I media accusano Parigi di errori nella gestione dell’immigrazione e debolezza con l’Islam (La Stampa, 7-11-05)
di M. Molinari, da http://www.mauriziomolinari.org/it/article_view.asp?IDarticles=150
«Intifada in Francia». E’ questa l’espressione con cui giornali, tv ed analisti negli Stati Uniti descrivono quanto sta avvenendo nelle periferie delle maggiori città transalpine. «Se il presidente Jacques Chirac aveva pensato di ottenere la pace dalla comunità musulmana francese in cambio delle scelte fatte contro la guerra in Iraq e coccolando Yasser Arafat fino alla sua morte certamente ha fatto male i conti», scrive in un editoriale il «New York Sun», secondo il quale «questa Intifada nasce dal fatto che la Francia ha fallito nell’integrare gli immigrati».
Anche il «Wall Street Journal» in un editoriale intitolato «Les Miserables» punta l’indice sul fallimento dell’immigrazione: «Il vecchio modello di assimilazione che ha trasformato generazioni di armeni e polacchi in francesi non funziona con i musulmani». E il «New York Times» aggiunge: «Il processo di nazionalizzazione degli immigrati è stato troppo lento e gli algerini arrivati dopo un’aspra guerra di indipendenza sono diventati francesi controvoglia». «Il problema è che la legge francese non riconosce le minoranze», puntualizza il magazine «Time» in una lunga analisi intitolata «Perché Parigi brucia».
Quasi unanime è l’opinione che il nodo di fondo è la questione islamica in Europa. «Problemi simili a quelli francesi li stanno vivendo Germania, Olanda, Gran Bretagna e Spagna – continua l’editoriale del "Wall Street Journal" – e non a caso si tratta di nazioni che hanno esportato o sofferto il terrorismo islamico negli ultimi cinque anni». Per il «Chicago Sunday Times» siamo all’inizio di una «guerra civile in Euroarabia, iniziata prima del previsto ristetto a quanto si pensava e fomentata da un’identità musulmana radicale ancora più implacabile di quelle che si trovano in Medio Oriente». E’ frequente il rimprovero alle autorità francesi di ricorrere ad artifici lessicali per non ammettere quanto sta avvenendo sul loro territorio: «A Parigi usano eufemismi come "quartieri sensibili" per indicare zone dove abitano quasi esclusivamente arabi ed africani e dove da tempo fiorisce il crimine come anche una sotto-economia basata sulla droga in mano alle gang – è la tesi di Olivier Guetta, analista di questioni europee sul "Weekly Standard" – la Francia non aprì gli occhi neanche nel 2004 quando vennero commessi 970 antisemiti in appena due giorni, adesso sembra essere obbligata a farlo».

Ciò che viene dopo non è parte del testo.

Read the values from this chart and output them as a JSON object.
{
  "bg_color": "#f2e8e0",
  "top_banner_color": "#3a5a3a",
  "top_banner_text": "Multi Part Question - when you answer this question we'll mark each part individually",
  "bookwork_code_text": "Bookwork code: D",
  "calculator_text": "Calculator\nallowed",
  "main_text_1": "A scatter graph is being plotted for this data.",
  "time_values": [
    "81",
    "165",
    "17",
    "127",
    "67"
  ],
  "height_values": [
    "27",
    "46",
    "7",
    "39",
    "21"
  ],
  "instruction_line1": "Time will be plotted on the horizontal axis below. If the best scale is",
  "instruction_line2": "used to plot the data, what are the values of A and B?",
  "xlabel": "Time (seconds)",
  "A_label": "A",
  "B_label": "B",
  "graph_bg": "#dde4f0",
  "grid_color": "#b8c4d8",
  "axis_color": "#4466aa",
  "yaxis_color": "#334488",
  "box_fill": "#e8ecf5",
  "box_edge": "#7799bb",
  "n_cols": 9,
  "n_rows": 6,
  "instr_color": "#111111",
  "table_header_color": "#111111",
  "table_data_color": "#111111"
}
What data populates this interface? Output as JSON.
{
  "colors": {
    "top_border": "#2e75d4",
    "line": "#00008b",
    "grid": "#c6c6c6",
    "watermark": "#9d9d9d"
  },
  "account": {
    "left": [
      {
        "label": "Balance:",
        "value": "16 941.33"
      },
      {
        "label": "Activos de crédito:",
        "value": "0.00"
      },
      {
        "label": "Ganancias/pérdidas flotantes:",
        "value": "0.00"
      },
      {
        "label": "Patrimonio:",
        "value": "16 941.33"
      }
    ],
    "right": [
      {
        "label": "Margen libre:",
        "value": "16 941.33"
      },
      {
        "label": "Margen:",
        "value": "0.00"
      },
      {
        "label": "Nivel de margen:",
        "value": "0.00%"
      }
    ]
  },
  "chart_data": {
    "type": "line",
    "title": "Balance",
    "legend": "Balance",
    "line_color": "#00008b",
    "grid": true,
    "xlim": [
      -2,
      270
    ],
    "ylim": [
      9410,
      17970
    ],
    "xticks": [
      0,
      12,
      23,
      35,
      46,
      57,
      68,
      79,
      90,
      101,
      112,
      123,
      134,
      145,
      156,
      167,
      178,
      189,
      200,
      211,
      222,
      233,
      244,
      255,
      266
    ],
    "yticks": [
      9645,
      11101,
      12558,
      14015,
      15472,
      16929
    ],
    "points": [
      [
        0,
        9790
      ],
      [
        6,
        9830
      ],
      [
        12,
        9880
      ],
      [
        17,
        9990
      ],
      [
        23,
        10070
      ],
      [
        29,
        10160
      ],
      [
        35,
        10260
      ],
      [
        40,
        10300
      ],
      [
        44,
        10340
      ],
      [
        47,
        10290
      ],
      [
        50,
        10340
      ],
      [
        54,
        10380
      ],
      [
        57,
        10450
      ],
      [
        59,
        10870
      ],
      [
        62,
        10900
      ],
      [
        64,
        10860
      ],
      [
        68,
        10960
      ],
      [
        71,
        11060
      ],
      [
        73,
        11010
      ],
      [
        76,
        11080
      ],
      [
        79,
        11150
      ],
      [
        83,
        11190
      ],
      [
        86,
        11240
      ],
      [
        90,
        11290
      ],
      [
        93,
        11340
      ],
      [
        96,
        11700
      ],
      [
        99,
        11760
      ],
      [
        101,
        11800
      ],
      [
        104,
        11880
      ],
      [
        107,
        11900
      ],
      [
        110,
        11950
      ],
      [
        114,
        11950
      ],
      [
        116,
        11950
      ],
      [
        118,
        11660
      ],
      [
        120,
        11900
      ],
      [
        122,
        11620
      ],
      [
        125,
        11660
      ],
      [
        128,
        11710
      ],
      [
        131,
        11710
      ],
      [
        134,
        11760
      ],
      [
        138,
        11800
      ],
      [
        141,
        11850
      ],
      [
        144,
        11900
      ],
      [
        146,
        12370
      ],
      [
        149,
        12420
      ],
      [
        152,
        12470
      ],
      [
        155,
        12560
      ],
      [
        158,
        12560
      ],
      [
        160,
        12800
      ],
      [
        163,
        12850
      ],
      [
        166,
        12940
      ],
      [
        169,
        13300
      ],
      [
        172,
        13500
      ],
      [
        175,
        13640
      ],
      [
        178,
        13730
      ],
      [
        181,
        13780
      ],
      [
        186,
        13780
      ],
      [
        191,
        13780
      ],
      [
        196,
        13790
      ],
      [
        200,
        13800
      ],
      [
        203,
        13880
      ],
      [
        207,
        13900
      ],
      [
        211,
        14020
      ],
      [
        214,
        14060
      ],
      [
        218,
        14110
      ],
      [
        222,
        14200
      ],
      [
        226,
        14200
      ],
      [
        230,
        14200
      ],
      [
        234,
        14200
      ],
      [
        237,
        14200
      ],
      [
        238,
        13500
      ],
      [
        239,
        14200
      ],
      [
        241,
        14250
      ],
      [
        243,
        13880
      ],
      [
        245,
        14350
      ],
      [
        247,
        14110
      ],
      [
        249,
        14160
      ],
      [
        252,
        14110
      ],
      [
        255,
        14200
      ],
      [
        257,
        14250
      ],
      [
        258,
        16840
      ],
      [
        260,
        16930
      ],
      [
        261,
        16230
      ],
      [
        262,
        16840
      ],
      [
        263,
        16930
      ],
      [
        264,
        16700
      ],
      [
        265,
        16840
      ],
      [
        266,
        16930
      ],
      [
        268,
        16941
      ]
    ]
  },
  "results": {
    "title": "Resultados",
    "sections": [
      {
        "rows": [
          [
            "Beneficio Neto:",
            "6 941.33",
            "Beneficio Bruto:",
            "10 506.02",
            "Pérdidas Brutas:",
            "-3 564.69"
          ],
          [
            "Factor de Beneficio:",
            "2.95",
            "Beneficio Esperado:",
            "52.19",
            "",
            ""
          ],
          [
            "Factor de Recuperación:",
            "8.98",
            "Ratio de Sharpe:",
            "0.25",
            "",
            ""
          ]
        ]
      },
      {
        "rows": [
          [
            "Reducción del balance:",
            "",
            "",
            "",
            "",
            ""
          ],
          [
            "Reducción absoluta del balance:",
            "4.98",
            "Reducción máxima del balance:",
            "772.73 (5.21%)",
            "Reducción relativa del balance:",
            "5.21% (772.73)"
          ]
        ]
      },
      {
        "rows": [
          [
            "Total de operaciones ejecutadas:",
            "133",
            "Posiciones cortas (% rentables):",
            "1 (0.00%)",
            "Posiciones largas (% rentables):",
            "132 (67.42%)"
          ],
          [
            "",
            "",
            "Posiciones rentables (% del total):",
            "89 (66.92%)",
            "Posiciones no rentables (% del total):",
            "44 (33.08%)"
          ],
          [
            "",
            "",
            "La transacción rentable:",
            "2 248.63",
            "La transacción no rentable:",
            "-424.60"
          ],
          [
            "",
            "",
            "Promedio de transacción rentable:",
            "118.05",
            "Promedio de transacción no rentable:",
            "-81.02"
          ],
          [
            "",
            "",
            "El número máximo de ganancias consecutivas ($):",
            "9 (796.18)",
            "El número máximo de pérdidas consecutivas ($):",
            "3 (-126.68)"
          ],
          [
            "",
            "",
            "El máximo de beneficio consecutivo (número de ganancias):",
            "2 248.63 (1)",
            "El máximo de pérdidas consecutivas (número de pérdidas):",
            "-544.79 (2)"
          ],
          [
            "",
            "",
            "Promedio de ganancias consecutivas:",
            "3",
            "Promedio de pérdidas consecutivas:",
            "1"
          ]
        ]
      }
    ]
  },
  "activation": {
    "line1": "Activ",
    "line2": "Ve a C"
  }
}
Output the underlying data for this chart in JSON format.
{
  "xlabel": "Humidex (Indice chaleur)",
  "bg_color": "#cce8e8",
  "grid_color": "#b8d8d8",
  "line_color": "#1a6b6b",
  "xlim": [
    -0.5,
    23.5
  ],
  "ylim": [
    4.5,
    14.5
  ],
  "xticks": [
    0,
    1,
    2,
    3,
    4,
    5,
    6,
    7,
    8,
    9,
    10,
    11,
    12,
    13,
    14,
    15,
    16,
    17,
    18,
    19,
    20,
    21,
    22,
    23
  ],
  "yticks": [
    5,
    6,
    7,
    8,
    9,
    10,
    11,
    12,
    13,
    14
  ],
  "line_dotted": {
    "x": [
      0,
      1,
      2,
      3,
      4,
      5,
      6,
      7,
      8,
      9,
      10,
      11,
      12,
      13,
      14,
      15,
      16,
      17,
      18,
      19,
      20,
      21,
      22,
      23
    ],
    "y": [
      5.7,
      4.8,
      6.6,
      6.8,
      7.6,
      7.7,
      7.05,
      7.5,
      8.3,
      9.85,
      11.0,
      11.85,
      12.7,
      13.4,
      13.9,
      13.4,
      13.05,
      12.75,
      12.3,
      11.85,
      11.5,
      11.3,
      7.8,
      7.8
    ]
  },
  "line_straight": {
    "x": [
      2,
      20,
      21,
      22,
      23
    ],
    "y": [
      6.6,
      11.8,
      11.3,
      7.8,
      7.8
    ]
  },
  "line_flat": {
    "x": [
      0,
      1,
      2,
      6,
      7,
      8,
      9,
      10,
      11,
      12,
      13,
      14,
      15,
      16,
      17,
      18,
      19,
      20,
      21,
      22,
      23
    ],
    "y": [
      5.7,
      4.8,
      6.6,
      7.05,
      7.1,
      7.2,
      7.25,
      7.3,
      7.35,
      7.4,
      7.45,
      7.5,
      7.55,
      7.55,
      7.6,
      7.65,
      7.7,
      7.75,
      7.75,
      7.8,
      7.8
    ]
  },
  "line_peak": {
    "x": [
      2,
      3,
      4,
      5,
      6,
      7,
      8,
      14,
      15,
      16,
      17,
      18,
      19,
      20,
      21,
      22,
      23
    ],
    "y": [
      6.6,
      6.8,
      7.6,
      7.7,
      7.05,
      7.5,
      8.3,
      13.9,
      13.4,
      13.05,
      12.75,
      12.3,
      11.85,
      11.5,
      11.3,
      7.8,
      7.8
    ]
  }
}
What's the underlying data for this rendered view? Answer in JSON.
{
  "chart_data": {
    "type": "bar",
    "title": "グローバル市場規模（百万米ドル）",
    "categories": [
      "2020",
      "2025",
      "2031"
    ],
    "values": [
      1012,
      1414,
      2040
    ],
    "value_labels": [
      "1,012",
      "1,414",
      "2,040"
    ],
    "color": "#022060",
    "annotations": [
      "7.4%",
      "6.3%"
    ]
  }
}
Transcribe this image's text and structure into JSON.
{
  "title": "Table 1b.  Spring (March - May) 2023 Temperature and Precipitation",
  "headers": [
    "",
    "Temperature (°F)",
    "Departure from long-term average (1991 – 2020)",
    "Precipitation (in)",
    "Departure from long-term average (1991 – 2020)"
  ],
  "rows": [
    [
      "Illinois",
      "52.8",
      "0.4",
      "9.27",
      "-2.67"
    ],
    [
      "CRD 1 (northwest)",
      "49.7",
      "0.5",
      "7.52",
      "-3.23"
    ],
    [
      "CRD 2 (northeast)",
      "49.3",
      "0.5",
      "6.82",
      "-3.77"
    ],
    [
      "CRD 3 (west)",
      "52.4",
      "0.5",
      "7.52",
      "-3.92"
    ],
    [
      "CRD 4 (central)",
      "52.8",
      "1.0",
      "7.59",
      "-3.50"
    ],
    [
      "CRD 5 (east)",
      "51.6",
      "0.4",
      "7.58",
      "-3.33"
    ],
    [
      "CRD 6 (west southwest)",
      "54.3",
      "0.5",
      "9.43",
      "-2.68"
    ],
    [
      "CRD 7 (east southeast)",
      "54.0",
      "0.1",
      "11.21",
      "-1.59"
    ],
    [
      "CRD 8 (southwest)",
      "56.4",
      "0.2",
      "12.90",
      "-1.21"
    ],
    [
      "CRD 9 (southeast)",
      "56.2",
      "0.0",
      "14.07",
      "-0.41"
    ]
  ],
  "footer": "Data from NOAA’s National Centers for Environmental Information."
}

In Canada è l’«Ottawa Citizen» a svelare il timore che dietro la rivolta degli immigrati covi in realtà ben di peggio: «Le autorità locali stanno iniziando a rendersi conto che questa Intifada francese non è del tutto spontanea, sono state trovate armi a sufficienza per un’insurrezione da parte di quegli islamisti radicali che predicano una rigida separazione fra la società musulmana e quella francese». Sul banco degli imputati c’è Chirac la cui «opposizione alla guerra in Iraq è stata giustamente interpretata dai musulmani come un segno di debolezza» (Chicago Sunday-Times) mentre a raccogliere applausi è la linea dura del ministro degli Interni Nikolas Sarkozy perché è «l’unico a collegare il tema dell’immigrazione con quello della sicurezza» (Weekly Standard). «Sin da quando è iniziata la guerra al terrore l’11 settembre 2001 – si legge in un pungente commento del "New York Post" – si aspettava l’esplosione della "strada araba" ma alla fine non è avvenuta in Medio Oriente bensì in Francia».
Con le immagini degli incendi parigini che rimbalzano da un network tv all’altro nelle ore di massimo ascolto il Dipartimento di Stato ha invitato i cittadini americani ad evitare di recarsi «in quelle zone della Francia dove sono in atto disordini», ed in molti hanno reagito rovesciando sulle locali agenzie turistiche una valanga di annullamenti dei tradizionali viaggi a Parigi in occasione della fine dell’anno.